Früher kritisch beäugt in der Glasindustrie, ist sie aus der modernen Fertigung nicht mehr wegzudenken. Lasertechnologie ist wartungsarm und kostengünstig. Das macht sie zudem wirtschaftlich attraktiv. Ein Beispiel ist die Bearbeitung ultradünner Gläser für Displays. Auf mechanischem Weg ist es nicht möglich, diese Gläser mit teilweise winzigen Ausschnitten zu schneiden. Damit sich der Mobilfunkempfang in Gebäuden merklich verbessern kann, helfen Laser dabei, beschichtete Isolierglaseinheiten mit feinlinigen Mustern aufzubrechen, ohne dass sich die Optik der Gläser wesentlich verändert. Laser ermöglichen selbst thermische Prozesse. Glasbeschichtungen können auf mehrere hundert Grad erwärmt und damit verändert werden, ohne dabei das Glas selbst diesen Temperaturen auszusetzen. Insbesondere bei der Weiterverarbeitung thermisch vorgespannter Gläser bietet diese Technologie große Vorteile.
Der Einsatz von Lasertechnologie ermöglicht es, CO2 einzusparen, wenn alternative Energien eingesetzt werden, sogar zu vermeiden. Denn das energieintensive Aufbereiten von Prozesswasser nach zusätzlichem Schleifen entfällt ebenso wie das Herstellen des Schneid- und Trennequipments mit hohem Materialverschleiß.
Der VDMA Industriearbeitskreis Forschung & Technologie widmete sich diesem Thema in seiner letzten Sitzung im Februar. Verschiedene Unternehmen stellten im Rahmen der Veranstaltung ihre Anwendungen vor.
Die Flabeg Automotive Germany GmbH in Furth im Wald bietet Lösungen für unterschiedlichste Glas- und Spiegelanwendungen in der Glasveredelung an und setzt dafür Laser zum Schneiden und Bohren ein. Das Laserschneiden erfolgt in zwei Stufen. Zunächst mit der Perforation entlang der künftigen Trennlinie, dann mit einen Riss entlang der Perforation, damit das Glas abgesprengt werden kann. Das Übereinanderstacken der Filamente ermöglicht dieses Verfahren bis zu einer Glasdicke von 12 Millimetern und einer Geschwindigkeit bis zu 500 mm/s, allerdings nur bei flachen Gläsern.
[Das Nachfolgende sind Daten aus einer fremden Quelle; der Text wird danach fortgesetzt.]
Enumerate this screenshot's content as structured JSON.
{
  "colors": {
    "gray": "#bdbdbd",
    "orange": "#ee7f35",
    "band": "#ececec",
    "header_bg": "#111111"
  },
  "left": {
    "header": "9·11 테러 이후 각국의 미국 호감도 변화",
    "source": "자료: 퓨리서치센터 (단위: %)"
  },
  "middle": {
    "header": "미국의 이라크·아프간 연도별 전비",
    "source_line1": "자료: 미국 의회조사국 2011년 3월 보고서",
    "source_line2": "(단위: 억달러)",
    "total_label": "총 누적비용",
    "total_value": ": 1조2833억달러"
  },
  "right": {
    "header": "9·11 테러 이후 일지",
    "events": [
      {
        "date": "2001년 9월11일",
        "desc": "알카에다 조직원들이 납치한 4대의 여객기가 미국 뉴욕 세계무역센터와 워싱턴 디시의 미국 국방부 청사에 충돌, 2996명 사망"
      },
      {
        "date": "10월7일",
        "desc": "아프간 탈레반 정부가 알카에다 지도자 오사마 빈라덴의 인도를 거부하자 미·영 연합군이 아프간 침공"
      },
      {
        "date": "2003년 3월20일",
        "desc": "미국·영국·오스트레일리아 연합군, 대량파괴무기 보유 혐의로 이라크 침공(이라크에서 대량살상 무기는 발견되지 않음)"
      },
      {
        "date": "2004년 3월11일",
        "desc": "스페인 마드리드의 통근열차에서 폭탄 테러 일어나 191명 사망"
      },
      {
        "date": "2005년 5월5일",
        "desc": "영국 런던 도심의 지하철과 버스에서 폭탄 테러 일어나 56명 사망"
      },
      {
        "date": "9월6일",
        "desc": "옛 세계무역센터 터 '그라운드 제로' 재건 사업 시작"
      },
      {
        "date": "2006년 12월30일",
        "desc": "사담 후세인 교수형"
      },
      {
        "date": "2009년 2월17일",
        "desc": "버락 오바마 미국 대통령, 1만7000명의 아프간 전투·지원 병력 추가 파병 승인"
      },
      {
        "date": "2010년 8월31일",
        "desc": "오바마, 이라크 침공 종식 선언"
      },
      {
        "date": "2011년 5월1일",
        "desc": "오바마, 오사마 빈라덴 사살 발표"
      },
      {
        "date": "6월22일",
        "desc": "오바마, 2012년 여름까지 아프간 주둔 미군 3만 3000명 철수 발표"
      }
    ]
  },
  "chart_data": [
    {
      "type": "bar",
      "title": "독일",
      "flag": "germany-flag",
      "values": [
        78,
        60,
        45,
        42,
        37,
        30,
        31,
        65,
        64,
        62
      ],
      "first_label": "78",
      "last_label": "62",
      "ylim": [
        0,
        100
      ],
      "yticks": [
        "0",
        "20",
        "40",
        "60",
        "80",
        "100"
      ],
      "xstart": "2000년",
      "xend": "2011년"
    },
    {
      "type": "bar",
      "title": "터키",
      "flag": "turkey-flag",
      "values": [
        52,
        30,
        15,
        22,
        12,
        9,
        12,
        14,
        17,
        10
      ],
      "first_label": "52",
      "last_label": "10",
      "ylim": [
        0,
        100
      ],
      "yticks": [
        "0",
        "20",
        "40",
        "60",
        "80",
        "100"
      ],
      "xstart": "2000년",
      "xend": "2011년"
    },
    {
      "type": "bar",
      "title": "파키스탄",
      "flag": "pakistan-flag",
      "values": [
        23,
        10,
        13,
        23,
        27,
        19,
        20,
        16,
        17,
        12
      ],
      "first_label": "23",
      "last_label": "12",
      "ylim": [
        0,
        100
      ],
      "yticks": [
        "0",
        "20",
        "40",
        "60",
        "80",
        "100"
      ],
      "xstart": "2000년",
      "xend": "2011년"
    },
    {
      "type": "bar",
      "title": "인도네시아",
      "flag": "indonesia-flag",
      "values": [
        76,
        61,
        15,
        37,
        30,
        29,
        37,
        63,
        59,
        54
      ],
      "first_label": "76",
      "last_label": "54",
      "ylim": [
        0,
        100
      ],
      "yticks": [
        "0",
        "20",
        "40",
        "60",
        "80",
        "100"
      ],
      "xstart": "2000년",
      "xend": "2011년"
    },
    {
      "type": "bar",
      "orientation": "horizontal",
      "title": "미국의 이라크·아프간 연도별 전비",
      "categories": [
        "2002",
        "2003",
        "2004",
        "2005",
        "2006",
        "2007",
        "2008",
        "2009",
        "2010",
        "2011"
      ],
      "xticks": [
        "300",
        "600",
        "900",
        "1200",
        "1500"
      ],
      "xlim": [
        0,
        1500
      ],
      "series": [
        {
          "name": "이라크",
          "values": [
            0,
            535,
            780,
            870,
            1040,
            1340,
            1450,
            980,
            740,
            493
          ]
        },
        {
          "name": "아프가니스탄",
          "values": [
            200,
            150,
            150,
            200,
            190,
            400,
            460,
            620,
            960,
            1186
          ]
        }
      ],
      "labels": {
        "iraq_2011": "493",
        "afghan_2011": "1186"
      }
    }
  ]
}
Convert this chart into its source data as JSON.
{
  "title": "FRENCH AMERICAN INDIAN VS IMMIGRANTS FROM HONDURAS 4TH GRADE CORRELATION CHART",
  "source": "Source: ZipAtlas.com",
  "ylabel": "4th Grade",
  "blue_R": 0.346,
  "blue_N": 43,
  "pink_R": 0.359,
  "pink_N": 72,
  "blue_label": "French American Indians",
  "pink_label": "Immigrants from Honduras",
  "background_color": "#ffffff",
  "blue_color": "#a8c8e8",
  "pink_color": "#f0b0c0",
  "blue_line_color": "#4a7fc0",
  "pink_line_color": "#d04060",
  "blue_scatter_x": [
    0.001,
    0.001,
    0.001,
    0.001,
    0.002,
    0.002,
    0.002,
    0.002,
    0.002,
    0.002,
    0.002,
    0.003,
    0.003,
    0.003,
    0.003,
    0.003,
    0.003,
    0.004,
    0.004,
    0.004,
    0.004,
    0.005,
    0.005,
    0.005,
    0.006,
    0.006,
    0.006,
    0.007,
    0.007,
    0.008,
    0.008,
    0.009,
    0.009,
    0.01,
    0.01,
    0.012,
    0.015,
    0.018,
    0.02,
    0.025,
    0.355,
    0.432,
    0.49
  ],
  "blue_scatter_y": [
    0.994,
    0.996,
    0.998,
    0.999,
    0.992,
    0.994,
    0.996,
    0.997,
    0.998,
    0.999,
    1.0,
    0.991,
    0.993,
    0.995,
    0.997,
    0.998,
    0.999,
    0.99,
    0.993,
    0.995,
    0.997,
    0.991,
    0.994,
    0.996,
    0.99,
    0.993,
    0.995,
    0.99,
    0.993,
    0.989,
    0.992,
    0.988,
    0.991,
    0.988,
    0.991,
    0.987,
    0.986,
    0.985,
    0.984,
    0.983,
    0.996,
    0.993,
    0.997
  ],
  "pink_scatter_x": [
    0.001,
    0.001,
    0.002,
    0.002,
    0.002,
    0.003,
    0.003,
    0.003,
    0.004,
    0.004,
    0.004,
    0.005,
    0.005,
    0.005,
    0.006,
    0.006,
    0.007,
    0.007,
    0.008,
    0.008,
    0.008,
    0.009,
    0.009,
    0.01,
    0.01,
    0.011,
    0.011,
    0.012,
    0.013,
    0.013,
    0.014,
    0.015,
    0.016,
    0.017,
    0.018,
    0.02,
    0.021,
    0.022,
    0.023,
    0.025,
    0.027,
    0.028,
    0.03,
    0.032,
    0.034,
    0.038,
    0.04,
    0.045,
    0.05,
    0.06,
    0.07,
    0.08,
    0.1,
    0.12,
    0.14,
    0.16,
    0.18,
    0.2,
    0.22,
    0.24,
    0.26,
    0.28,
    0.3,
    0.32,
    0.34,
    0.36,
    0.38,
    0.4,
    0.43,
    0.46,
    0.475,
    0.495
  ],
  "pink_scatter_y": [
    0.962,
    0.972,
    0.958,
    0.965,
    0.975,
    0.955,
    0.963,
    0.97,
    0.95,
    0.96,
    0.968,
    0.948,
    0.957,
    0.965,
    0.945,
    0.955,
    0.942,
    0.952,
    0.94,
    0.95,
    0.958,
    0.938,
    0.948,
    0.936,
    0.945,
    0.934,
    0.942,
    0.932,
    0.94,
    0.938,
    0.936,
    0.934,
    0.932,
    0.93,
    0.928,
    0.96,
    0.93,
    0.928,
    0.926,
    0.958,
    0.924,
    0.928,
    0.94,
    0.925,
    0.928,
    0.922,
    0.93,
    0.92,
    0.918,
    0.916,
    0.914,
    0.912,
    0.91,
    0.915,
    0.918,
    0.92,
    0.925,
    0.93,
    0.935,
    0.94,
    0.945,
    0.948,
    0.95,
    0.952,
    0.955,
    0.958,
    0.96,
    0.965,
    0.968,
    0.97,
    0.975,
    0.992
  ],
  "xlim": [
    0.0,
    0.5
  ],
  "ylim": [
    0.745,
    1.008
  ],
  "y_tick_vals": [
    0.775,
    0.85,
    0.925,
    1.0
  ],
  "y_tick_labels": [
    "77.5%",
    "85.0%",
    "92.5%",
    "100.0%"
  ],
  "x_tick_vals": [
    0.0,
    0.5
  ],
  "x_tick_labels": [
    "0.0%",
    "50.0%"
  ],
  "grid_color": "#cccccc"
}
Das Laserbohren hingegen ist ein einstufiger Prozess, bei dem der Laserfokus durch die Glasdicke geführt wird. Dieser Prozess bietet mehr Gestaltungsmöglichkeiten für das Glas, beispielsweise für leicht gekrümmte Gläser. Bei beiden Prozessen erfolgt der Energieeintrag durch nichtlineare Prozesse. Dies führt zu räumlich und zeitlich stark lokalisierten Strukturänderungen im Glas, sodass es außerhalb des Fokus nicht beeinträchtigt wird.
Auch die Saint-Gobain Gruppe setzt verschiedene Verfahren in ihrer Produktion ein, besonders in den Segmenten Automotive Glass und Building Glass. Die dort hergestellten Glasprodukte müssen spezielle Funktionen sicherstellen, so soll Wärmeschutz bei gleichzeitig hoher Lichttransmission gewährleistet sein. Manche der aufgebrachten Schichten haben weitere Aufgaben. Wenn sie elektrisch leitfähig sind, lassen sie sich beheizen und damit gut als Windschutzscheiben einsetzen. In der Regel erfolgt die Beschichtung mit CVD- oder PVD-Verfahren.
Eine silberbasierte Low-E-Beschichtung beispielsweise ist im unbehandelten Zustand amorph. Erwärmt man sie, kristallisiert sie. Der Wärmeschutz und die Lichttransmission nehmen zu. Die Herausforderung liegt darin, nur die Low-E-Schicht einer Wärmebehandlung zu unterziehen. Klassische Verfahren, welche die gesamte Scheibe erwärmen, sind somit ausgeschlossen. Die beschichtete Scheibe fährt nun unter einer nur 100 µm schmalen Laserlinie hindurch. Die Schicht wird dabei auf bis zu 500 °C erhitzt, während die Glastemperatur bei maximal 150 °C bleibt.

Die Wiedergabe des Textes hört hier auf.